A search algorithm may exist that can figure out which opinions are bullshit and which are real.  But if there is no such algorithm yet there will be.  You can bet on that.  So why wait until everyone is complaining that vaguely written content is no longer sufficient?

And let’s talk about advertising.  There is darned little information in Google’s quality guidelines about user experience.  Virtually everything in the guidelines is about user experience but they don’t just come out and say, “Doing this creates the kind of negative user experience that we try to identify algorithmically”.  To Google’s credit they do preface their list of quality guidelines with a couple of paragraphs that include this sentence: “Webmasters who spend their energies upholding the spirit of the basic principles will provide a much better user experience and subsequently enjoy better ranking than those who spend their time looking for loopholes they can exploit.”

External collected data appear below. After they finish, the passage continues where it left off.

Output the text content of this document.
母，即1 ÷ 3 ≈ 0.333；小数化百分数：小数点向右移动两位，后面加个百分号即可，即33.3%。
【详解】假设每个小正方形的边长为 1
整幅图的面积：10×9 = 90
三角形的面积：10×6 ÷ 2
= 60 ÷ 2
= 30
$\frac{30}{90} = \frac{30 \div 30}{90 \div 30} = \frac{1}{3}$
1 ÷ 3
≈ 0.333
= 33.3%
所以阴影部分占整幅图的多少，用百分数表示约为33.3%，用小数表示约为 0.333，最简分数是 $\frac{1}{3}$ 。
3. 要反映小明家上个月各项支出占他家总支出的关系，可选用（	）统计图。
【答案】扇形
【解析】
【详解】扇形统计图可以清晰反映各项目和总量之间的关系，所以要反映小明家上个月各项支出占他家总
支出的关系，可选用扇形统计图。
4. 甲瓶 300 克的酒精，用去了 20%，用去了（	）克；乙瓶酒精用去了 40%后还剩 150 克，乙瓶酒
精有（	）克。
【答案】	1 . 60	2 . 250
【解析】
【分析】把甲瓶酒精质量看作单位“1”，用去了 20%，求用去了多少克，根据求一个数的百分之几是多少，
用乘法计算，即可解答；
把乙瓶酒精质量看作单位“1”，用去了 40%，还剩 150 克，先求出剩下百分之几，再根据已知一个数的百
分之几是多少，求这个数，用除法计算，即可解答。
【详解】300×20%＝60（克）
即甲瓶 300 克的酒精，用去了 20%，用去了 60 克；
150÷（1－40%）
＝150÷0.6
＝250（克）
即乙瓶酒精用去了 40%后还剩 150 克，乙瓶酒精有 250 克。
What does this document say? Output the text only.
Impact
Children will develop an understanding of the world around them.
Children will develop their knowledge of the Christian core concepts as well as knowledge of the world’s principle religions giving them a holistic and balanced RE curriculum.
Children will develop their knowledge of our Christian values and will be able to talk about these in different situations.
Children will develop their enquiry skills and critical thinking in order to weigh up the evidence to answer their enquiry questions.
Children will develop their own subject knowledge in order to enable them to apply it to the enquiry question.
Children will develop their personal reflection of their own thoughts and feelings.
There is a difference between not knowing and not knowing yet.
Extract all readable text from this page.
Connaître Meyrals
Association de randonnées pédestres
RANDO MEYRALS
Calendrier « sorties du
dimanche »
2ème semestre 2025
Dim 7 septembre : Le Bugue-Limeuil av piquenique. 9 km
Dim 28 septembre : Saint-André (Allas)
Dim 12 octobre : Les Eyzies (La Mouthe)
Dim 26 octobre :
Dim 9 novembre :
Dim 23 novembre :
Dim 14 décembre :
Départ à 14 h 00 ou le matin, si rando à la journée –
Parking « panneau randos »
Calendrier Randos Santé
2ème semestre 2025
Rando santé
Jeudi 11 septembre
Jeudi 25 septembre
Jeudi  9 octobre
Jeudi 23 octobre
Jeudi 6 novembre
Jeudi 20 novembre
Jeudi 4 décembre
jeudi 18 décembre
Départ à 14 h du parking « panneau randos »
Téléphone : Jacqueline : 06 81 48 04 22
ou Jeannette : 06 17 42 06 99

How does advertising affect user experience?   And what, exactly, is, advertising?  Here is an advertising link:

Subscribe to the SEO Theory Premium Newsletter.  Ever since 2012 our subscribers have read in-depth case studies that examine page and Website quality issues.  We have provided clear, explicit lists of suggestions that Webmasters can use to improve the quality of their content and their Websites.

If you see occasional banners embedded in the articles on this site, those are advertising links, too.  The search engines can see and follow some of our advertising links.  We block the search engines from following other advertising links.  We don’t follow a specific formula.  Instead we sit back, let our memories of what changes we have made fade for a while, and then we come back to our sites and look at them with a fresh perspective.  Just how much annoyance are we willing to tolerate while reading our own content?  We’ll tolerate less than that from someone else’s site, so we try to reduce our self-annoyance on our own sites.

Advertising may pay the bills.  It may just offset some of the bills.  It’s not a bad thing.  But do you really need to embed a big BUY THIS PRODUCT NOW call to action in-between every paragraph?

The difference between a site like Amazon and a typical affiliate marketing site is that a visitor to Amazon can learn something useful without ever buying a thing.  Amazon is the Web’s number 1 source of information about millions of consumer products.  You get real information there.  And all Amazon really is, folks, is an oversized affiliate marketing company.  Yes, they have warehouses and fulfill orders directly but their Amazon Marketplace offers a lot of products that are shipped directly from the providers, not from the Amazon warehouses.

Amazon is the world’s number 1, largest, most successful, highest performing affiliate Website.

If you cared about your affiliate sites the way Amazon cares about theirs, you would probably have fewer complaints about Google and your revenue streams would probably be smoother and more dependable.  You don’t have to be like Amazon. You just need to care about each site you build as if you were Amazon.

Amazon is all about the user experience, and I say that as an Amazon customer who has scrolled past their promotional widgets dozens of times per day.  Yes, I know the cross-selling is endless on Amazon.  But they still don’t have a Google problem.

You need to bend it like Bezos if you want to optimize for search in affiliate marketing.  Otherwise, you’ll be buying the next quick fix for the latest Google crackdown on cheap affiliate marketing sites for the rest of your marketing career.  Is that really how you want to do business for the next 10-20 years?